Since 1984, the board’s standard for determining whether an entity was a joint employer required a showing that the entity’s control was “immediate and direct” rather than “limited and routine.” Further, in its previous decisions, the board focused on control that was actually exercised over employees rather than control that hypothetically could be exercised. However, in its recently released decision Browning-Ferris Industries of California, Inc. d/b/a BFI Newby Recyclery, 362 NLRB No. 186 (Aug. 27, 2015), the NLRB overruled its prior standard and concluded that an entity with the potential to exercise control over another entity’s employees was a joint employer and was obligated to participate in the collective bargaining process with respect to those issues in which the entity could exercise control. Additionally, the NLRB concluded that the potential control need not be directly exerted; rather, joint employer status could be based on control exercised indirectly through a third party.

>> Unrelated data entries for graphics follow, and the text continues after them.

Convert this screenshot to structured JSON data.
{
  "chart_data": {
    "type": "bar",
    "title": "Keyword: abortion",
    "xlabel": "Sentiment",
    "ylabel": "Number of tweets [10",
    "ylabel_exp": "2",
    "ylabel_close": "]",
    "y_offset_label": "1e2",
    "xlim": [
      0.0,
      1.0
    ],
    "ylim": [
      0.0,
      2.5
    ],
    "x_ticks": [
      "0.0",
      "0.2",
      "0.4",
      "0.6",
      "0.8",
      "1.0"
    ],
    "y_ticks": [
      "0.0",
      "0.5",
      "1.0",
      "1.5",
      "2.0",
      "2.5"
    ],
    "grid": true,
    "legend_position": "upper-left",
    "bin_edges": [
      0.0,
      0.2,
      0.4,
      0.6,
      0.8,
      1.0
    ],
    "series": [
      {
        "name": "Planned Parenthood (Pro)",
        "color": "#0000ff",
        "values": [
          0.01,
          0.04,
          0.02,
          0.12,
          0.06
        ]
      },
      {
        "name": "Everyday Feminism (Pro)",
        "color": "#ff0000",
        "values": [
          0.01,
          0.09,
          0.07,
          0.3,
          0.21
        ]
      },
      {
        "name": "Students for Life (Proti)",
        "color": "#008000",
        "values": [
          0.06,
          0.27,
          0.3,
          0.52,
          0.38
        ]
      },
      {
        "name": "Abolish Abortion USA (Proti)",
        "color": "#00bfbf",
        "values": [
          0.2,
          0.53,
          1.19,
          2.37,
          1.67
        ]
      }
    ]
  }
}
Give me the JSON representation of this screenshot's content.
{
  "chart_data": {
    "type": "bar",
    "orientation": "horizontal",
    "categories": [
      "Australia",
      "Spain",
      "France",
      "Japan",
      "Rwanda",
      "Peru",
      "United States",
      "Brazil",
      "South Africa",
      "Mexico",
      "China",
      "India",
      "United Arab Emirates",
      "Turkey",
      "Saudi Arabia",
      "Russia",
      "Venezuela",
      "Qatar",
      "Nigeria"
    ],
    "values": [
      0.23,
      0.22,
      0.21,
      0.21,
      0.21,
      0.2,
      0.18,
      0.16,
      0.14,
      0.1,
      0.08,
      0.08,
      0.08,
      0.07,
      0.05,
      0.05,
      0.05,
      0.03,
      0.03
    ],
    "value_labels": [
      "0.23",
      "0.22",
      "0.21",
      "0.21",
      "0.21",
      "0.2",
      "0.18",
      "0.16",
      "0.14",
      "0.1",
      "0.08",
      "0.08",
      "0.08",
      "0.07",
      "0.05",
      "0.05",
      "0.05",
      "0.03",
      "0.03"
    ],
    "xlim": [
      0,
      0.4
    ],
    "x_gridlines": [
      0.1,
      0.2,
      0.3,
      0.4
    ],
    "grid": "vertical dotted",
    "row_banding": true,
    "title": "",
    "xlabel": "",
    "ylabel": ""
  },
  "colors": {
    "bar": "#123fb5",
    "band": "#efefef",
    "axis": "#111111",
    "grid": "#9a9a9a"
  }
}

The Browning-Ferris case involved an arrangement in which Browning-Ferris Industries of California, Inc. (BFI) contracted with a third party, Leadpoint Business Services, to provide employees who performed work at BFI’s facility. It was undisputed that Leadpoint was an employer — the issue was whether BFI, the recipient of the Leadpoint employees’ services, was a joint employer. In reaching its conclusion that BFI was a joint employer, the NLRB looked at a number of factors, in particular the contract between BFI and Leadpoint to determine whether BFI retained potential control over the Leadpoint employees’ terms and conditions of employment, regardless of whether BFI actually exercised that control. Notably, while the board did identify factors to consider under the newly announced test, it pointed out that the analysis is fact specific and refused to comment on the potential impact of the new test on facts other than those before it.

Other employee scenarios

While the Browning-Ferris case involved a leased-employee relationship, the NLRB’s decision could extend well beyond the temporary or leased employee scenario. The board has not given guidance on the potential effects the new standard may have on other types of relationships. For example, a parent corporation may indirectly exercise some authority over the employees of its subsidiary by requiring the subsidiary to meet certain standards. A franchisor may require its franchisees to apply standards for purposes of system consistency and trademark protection that indirectly affect employment conditions of franchisee employees. Contractors may require subcontractors to work certain hours or meet certain production standards. While these scenarios may not definitively create joint employer status, it is conceivable that any of these circumstances could satisfy the NLRB’s new test. The implications of joint employer status are significant, including obligations to collectively bargain and potential liability for unfair labor practice charges.

It is unclear whether BFI will file or need to file an appeal of the NLRB’s decision. The NLRB conducted the representation election prior to issuing its ruling and had impounded the ballots. Those ballots will be counted. In the event the union prevails in the election, BFI has the right to appeal the NLRB’s decision to either the 9th Circuit or D.C. Circuit Court of Appeals.